08 March 2014

Hey, Washington! The Pay Is Too Damn Low: The Minimum-Wage War

Giving America’s lowest-paid workers a raise is great for the economy. And even better for Democratic prospects in 2014

by Tim Dickinson
FEBRUARY 27, 2014

Nearly five years into the recovery from the Great Recession, the American economy remains fundamentally broken. Inequality is getting worse: Ninety-five percent of income gains since 2009 have gone to the top one percent of earners. Private employers have added more than 8 million jobs, but nearly two-thirds are low-wage positions. The American worker's share of the national income is as low as it's been in the six decades since World War II. But even as most Americans struggle just to tread water, corporate profits have soared to record highs.

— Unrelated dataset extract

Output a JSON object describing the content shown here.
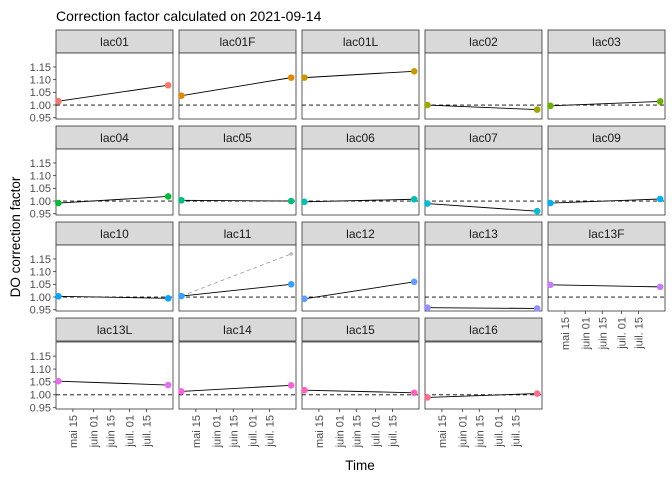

Worse: The bottom rung of the economy is growing crowded; 3.8 million Americans – the equivalent population of the city of Los Angeles – now labor at or below the minimum wage. And that wage itself has lost more than 12 percent of its value since it was last hiked to $7.25 in 2007, due to inflation. In a more prosperous era, the stereotype of a minimum-wage worker was a teenager flipping burgers, earning a little beer money on the side. But in the new American economy, dominated by low-wage service jobs, fewer than one in four minimum-wage workers are teens. More than half are 25 or older. "The demographics have shifted," says Rep. George Miller, ranking Democrat on the House labor committee. "These are now important wage earners in their families."